Yahoo CEO Carol Bartz has been fired from her position after the ailing internet company lost further ground to main rival Google.
Carol Bartz, 63, who was fired over the phone, has had a rocky tenure lasting nearly three years punctuated by stagnating growth and a bitter row with one of the Yahoo‘s Chinese partners.
Carol Bartz, who was hired despite a lack of internet or advertising experience, told her former employees that she was fired by Yahoo’s chairman of the board, Roy Bostock.
Recently, Yahoo has settled a payment dispute with China’s Alibaba Group, in which the internet company holds a 40% stake.
Carol Bartz, the fired CEO, has also had to watch as Yahoo loses further ground as an internet domain to all-conquering Google, while also facing strong competition from other social networks like Facebook.
Yahoo ex-CEO announced her departure to employees via a two-sentence email from her iPad which read:
“I am very sad to tell you that I’ve just been fired over the phone by Yahoo’s Chairman of the Board.
“It has been my pleasure to work with all of you and I wish you only the best going forward.”
Yahoo has appointed chief financial officer Timothy Morse as CEO on an interim basis, but plans to search for a permanent replacement for Carol Bartz.
In 2000, Yahoo shares achieved its peak , being traded for $125, but on Tuesday they closed at $12.91.
Yahoo lost further ground in the race against Google during Carol Bartz’s tenure, despite actually making more money through layoffs, service closures and other cost-cutting moves.
In 2010, Yahoo’s revenue edged up by just 2% in the first nine months of the year, while Google’s climbed by 23% in the same period.
In April 2010, Carol Bartz candidly admitted that she “could have done better” in her job, by which time speculation around her position was already growing.
Facebook has also become another serious competitor for Yahoo by attracting the major marketing partners which once went to Yahoo during its boom in 2000.
Yahoo was forced to fire more than 600 staff – around 5% of its workforce – in 2010 due to lacklustre growth.
Yahoo shares jumped 74 cents (5.7%) to $13.65 in after-hours trading, around 12% higher than they were when Carol Bartz was named chief executive.
In the last months speculation has mounted over various companies wanting to either take over Yahoo or invest and split into parts.
News Corp, AT&T and Verizon had all been linked with a move to buy the company out, with Yahoo’s cooperation.
Carol Bartz had joined Yahoo as the firm’s Chief Executive Officer after 17 years at design software company Autodesk.
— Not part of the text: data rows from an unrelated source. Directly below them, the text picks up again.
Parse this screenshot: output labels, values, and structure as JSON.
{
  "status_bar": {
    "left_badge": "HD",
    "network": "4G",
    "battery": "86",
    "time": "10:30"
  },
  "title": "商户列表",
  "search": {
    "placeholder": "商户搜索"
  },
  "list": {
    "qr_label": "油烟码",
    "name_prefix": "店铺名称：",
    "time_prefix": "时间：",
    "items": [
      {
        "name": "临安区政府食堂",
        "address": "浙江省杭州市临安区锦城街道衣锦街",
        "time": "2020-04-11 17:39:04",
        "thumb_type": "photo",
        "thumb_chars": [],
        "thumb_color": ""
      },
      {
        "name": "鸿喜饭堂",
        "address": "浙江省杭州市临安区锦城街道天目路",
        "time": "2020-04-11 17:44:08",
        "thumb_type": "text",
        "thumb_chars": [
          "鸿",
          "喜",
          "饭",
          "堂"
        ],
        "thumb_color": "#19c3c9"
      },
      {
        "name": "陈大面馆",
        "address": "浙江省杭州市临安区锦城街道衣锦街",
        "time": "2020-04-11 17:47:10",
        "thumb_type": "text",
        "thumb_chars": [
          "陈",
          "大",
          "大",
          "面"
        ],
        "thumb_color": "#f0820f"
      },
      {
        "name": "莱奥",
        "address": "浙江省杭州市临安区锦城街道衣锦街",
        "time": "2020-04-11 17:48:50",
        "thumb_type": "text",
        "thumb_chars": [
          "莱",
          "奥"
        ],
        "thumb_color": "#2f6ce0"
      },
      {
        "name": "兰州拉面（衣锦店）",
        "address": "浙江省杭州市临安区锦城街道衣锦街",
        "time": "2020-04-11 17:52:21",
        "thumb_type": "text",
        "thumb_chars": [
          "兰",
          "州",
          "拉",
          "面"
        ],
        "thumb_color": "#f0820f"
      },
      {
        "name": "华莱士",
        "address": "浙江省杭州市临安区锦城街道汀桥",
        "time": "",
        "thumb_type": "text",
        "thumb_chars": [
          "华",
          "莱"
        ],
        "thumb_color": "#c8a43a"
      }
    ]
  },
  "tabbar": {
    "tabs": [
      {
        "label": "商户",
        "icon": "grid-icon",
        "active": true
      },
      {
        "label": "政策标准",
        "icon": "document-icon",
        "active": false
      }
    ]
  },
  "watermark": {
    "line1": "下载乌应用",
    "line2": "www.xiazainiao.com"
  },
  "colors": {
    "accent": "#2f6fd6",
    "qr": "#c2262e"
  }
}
Roy Bostock, chairman of the Yahoo board, had publicly backed Carol Bartz earlier this year, but has since decided to let her go after the company posted more disappointing financial results.
Roy Bostock said:
“The board sees enormous growth opportunities on which Yahoo! can capitalize, and our primary objective is to leverage the Company’s leadership and current business assets and platforms to execute against these opportunities.
“We have talented teams and tremendous resources behind them and intend to return the Company to a path of robust growth and industry-leading innovation.”
Roy Bostock also thanked Carol Bartz for her service to Yahoo during “a critical time of transition in the company’s history, and against a very challenging macro-economic backdrop”.
Timothy Morse, the newly appointed interim CEO said:
“It is an honor to be selected for this role and lead the Company with this world-class team of executives.
“I look forward to working with the Executive Leadership Council and the talented employees of Yahoo!, and to partnering with the Board to invest in the organization and continue to drive its ongoing growth plans.”